Mission San Xavier del Bac was named to the 2016 World Monuments Watch — a list of cultural heritage sites that are fragile and in need of international attention in hopes of ensuring their future.

“We hope that the international recognition will result in more opportunities to develop a funding stream,” said Miles Green, executive director of the nonprofit Patronato San Xavier, which promotes the restoration, maintenance and preservation of the mission on the Tohono O’odham reservation, just southwest of Tucson.

This is the first time the mission has made the list. It will stay on the list for two years. The World Monuments Fund’s 2016 World Monuments Watch list includes the Brussels Palace of Justice; colonial churches of Santiago, Cuba; the demolition of historic buildings in Bucharest, Romania; and World War II concentration camps in Italy.

“We are thrilled to be in the global spotlight,” Green said. “The mission is a world treasure, and we are in extraordinary international company as a member of the 2016 Watch.”

“This could not come at a better time, as we’re in the middle of a capital campaign to raise the needed dollars to restore the east tower of the mission and to build an endowment that will help with the mission’s upkeep in the years to come,” said Chuck Albanese, president of the Patronato San Xavier board of directors, in a news release.

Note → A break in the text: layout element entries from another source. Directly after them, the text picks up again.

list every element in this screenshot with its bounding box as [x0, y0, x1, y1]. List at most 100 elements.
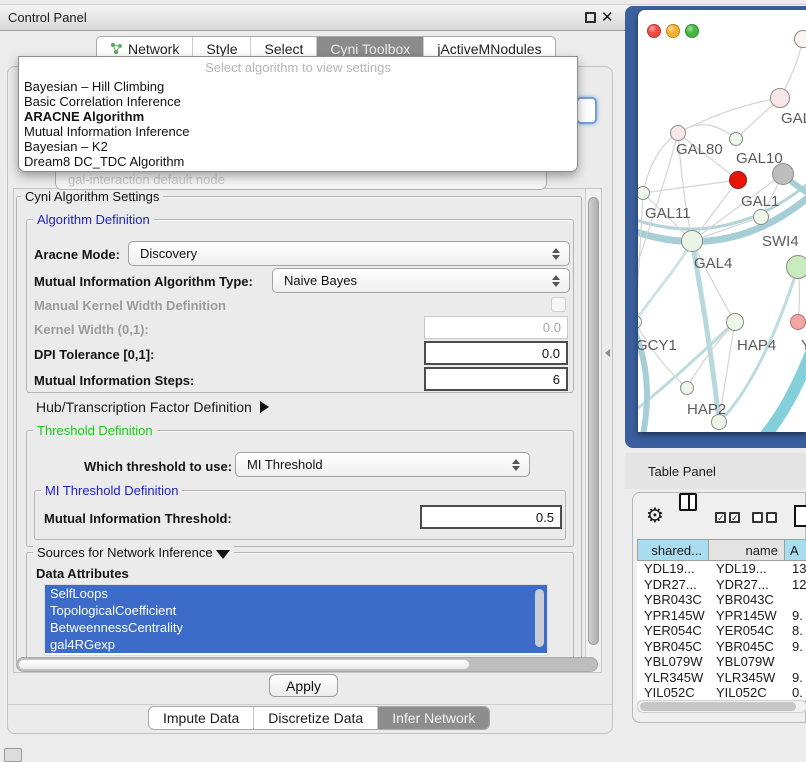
- dropdown-item[interactable]: Mutual Information Inference: [19, 124, 577, 139]
- vertical-scrollbar[interactable]: [585, 189, 601, 672]
- tab-infer-network[interactable]: Infer Network: [377, 707, 489, 729]
- table-cell: [785, 592, 806, 608]
- table-cell: YLR345W: [709, 670, 785, 686]
- apply-button[interactable]: Apply: [269, 674, 338, 697]
- table-row[interactable]: YIL052CYIL052C0.: [637, 685, 806, 700]
- float-window-icon[interactable]: [585, 12, 596, 23]
- network-node-hap2[interactable]: [680, 381, 694, 395]
- tab-discretize-data[interactable]: Discretize Data: [253, 707, 377, 729]
- dpi-tolerance-field[interactable]: 0.0: [424, 341, 568, 365]
- mi-steps-field[interactable]: 6: [424, 367, 568, 391]
- network-node-swi4[interactable]: [786, 255, 806, 279]
- table-cell: YDR27...: [637, 577, 709, 593]
- table-cell: YPR145W: [637, 608, 709, 624]
- network-node[interactable]: [772, 163, 794, 185]
- table-cell: 9.: [785, 608, 806, 624]
- network-node[interactable]: [794, 30, 806, 48]
- zoom-traffic-light-icon[interactable]: [685, 24, 699, 38]
- data-attributes-list[interactable]: SelfLoopsTopologicalCoefficientBetweenne…: [44, 584, 548, 656]
- mi-algorithm-type-select[interactable]: Naive Bayes: [272, 268, 570, 293]
- table-row[interactable]: YDR27...YDR27...12: [637, 577, 806, 593]
- table-row[interactable]: YER054CYER054C8.: [637, 623, 806, 639]
- dpi-tolerance-value: 0.0: [542, 346, 560, 361]
- attribute-item[interactable]: SelfLoops: [45, 585, 547, 602]
- bottom-tabbar: Impute Data Discretize Data Infer Networ…: [148, 706, 490, 730]
- focused-button[interactable]: [576, 97, 597, 124]
- list-scrollbar-thumb[interactable]: [535, 589, 544, 647]
- threshold-definition-title: Threshold Definition: [33, 423, 157, 438]
- table-cell: YBR045C: [637, 639, 709, 655]
- table-horizontal-scrollbar[interactable]: [637, 700, 806, 713]
- column-header-partial[interactable]: A: [785, 539, 806, 561]
- which-threshold-label: Which threshold to use:: [84, 459, 232, 474]
- table-row[interactable]: YPR145WYPR145W9.: [637, 608, 806, 624]
- table-row[interactable]: YBR043CYBR043C: [637, 592, 806, 608]
- unchecked-box-icon[interactable]: [766, 512, 777, 523]
- table-scrollbar-thumb[interactable]: [640, 702, 796, 711]
- tab-impute-data[interactable]: Impute Data: [149, 707, 253, 729]
- network-node-gal[interactable]: [770, 88, 790, 108]
- column-header-shared-name[interactable]: shared...: [637, 539, 709, 561]
- stepper-icon: [552, 248, 560, 260]
- network-node-gal80[interactable]: [670, 125, 686, 141]
- which-threshold-value: MI Threshold: [247, 457, 323, 472]
- kernel-width-label: Kernel Width (0,1):: [34, 322, 149, 337]
- table-cell: 8.: [785, 623, 806, 639]
- network-node-gal1[interactable]: [729, 171, 747, 189]
- attribute-item[interactable]: TopologicalCoefficient: [45, 602, 547, 619]
- tab-cyni-toolbox-label: Cyni Toolbox: [330, 41, 410, 57]
- table-body[interactable]: YDL19...YDL19...13YDR27...YDR27...12YBR0…: [637, 561, 806, 700]
- network-node[interactable]: [753, 209, 769, 225]
- which-threshold-select[interactable]: MI Threshold: [235, 452, 530, 477]
- network-node-gal10[interactable]: [729, 132, 743, 146]
- horizontal-scrollbar[interactable]: [16, 657, 598, 672]
- table-row[interactable]: YLR345WYLR345W9.: [637, 670, 806, 686]
- dropdown-item[interactable]: Basic Correlation Inference: [19, 94, 577, 109]
- unchecked-box-icon[interactable]: [752, 512, 763, 523]
- network-node-y[interactable]: [790, 314, 806, 330]
- tab-select-label: Select: [264, 41, 303, 57]
- attribute-item[interactable]: gal4RGexp: [45, 636, 547, 653]
- network-node-gal4[interactable]: [681, 230, 703, 252]
- table-cell: YDR27...: [709, 577, 785, 593]
- kernel-width-field[interactable]: 0.0: [424, 316, 568, 339]
- column-header-name[interactable]: name: [709, 539, 785, 561]
- close-icon[interactable]: ✕: [601, 8, 614, 26]
- close-traffic-light-icon[interactable]: [647, 24, 661, 38]
- new-table-icon[interactable]: [794, 505, 806, 527]
- minimize-traffic-light-icon[interactable]: [666, 24, 680, 38]
- checked-box-icon[interactable]: ✓: [715, 512, 726, 523]
- mi-steps-label: Mutual Information Steps:: [34, 373, 194, 388]
- dropdown-item[interactable]: Bayesian – K2: [19, 139, 577, 154]
- table-row[interactable]: YDL19...YDL19...13: [637, 561, 806, 577]
- two-column-view-icon[interactable]: [679, 493, 697, 511]
- dropdown-item[interactable]: Bayesian – Hill Climbing: [19, 79, 577, 94]
- splitter-handle-icon[interactable]: [605, 349, 610, 357]
- mi-threshold-field[interactable]: 0.5: [420, 505, 562, 529]
- vertical-scrollbar-thumb[interactable]: [588, 197, 599, 645]
- network-node[interactable]: [711, 414, 727, 430]
- gear-icon[interactable]: ⚙: [646, 503, 664, 528]
- table-panel: ⚙ ✓ ✓ shared... name A YDL19...YDL19...1…: [632, 492, 806, 723]
- dropdown-item-selected[interactable]: ARACNE Algorithm: [19, 109, 577, 124]
- panel-divider: [8, 704, 612, 705]
- node-label: GAL11: [645, 205, 691, 222]
- collapsed-panel-icon[interactable]: [4, 748, 22, 762]
- table-cell: YIL052C: [709, 685, 785, 700]
- attribute-item[interactable]: BetweennessCentrality: [45, 619, 547, 636]
- table-cell: YBR043C: [637, 592, 709, 608]
- table-cell: YBL079W: [637, 654, 709, 670]
- network-window[interactable]: GALGAL80GAL10GAL1GAL11GAL4SWI4GCY1HAP4YH…: [638, 10, 806, 432]
- table-row[interactable]: YBR045CYBR045C9.: [637, 639, 806, 655]
- checked-box-icon[interactable]: ✓: [729, 512, 740, 523]
- dropdown-item[interactable]: Dream8 DC_TDC Algorithm: [19, 154, 577, 169]
- aracne-mode-select[interactable]: Discovery: [128, 241, 570, 266]
- horizontal-scrollbar-thumb[interactable]: [18, 659, 470, 670]
- table-cell: YER054C: [709, 623, 785, 639]
- hub-definition-toggle[interactable]: Hub/Transcription Factor Definition: [36, 399, 269, 415]
- table-cell: YBR043C: [709, 592, 785, 608]
- manual-kernel-width-checkbox[interactable]: [551, 297, 566, 312]
- table-row[interactable]: YBL079WYBL079W: [637, 654, 806, 670]
- sources-group-title[interactable]: Sources for Network Inference: [33, 545, 234, 560]
- network-node-hap4[interactable]: [726, 313, 744, 331]
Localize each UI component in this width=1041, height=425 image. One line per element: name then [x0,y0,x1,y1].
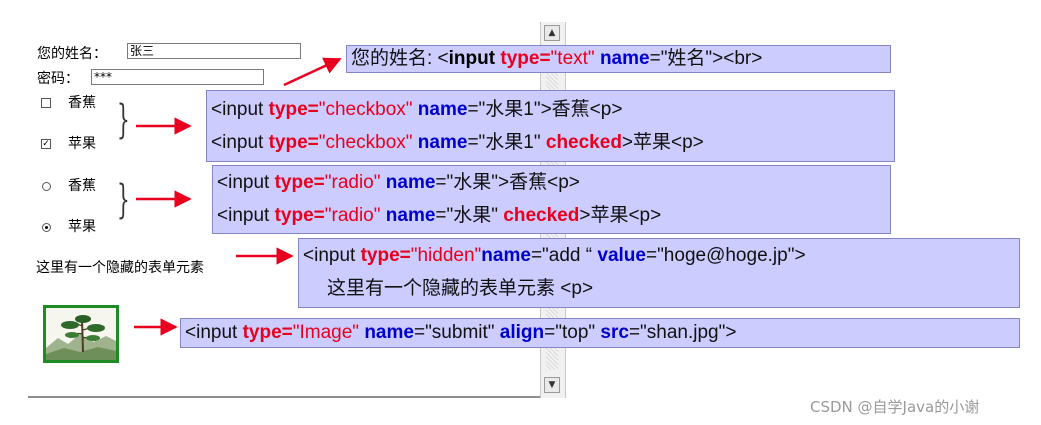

The Patronato San Xavier’s current capital campaign goal is $3 million to complete the east tower. It has raised about $800,000, Green said. He said about $20 million worth of work remains, including the mission’s facade, mortuary chapel and the east wing. Since 1978, Patronato San Xavier has raised $11 million — mostly from Southern Arizona donors and through grants — for restoration work including the west tower, the interior, the roof and the main chapel, Green said.

Green said the Patronato San Xavier, founded by Southern Arizona community leaders in 1978, is “exploring the opportunity of how we might bring in groups to work on the mission that can offer training opportunities for young people in our community. They can learn significant skills that might serve a dual purpose as a talent base to employ and preserve the mission.”

Green pointed to Tim Lewis — a member of the Tohono O’odham community of Wa:k — who worked under Guggenheim conservator Paul Schwartzbaum to preserve and clean the interior. Beginning in 1992, the team spent six years conserving the wall paintings and sculpture inside the church. Since 2002, Lewis and his wife, Matilde Rubio, have continued preserving the interior.

“They are the primary conservators who work daily to stabilize the interior paint on the chapels and surfaces within the church,” Green said.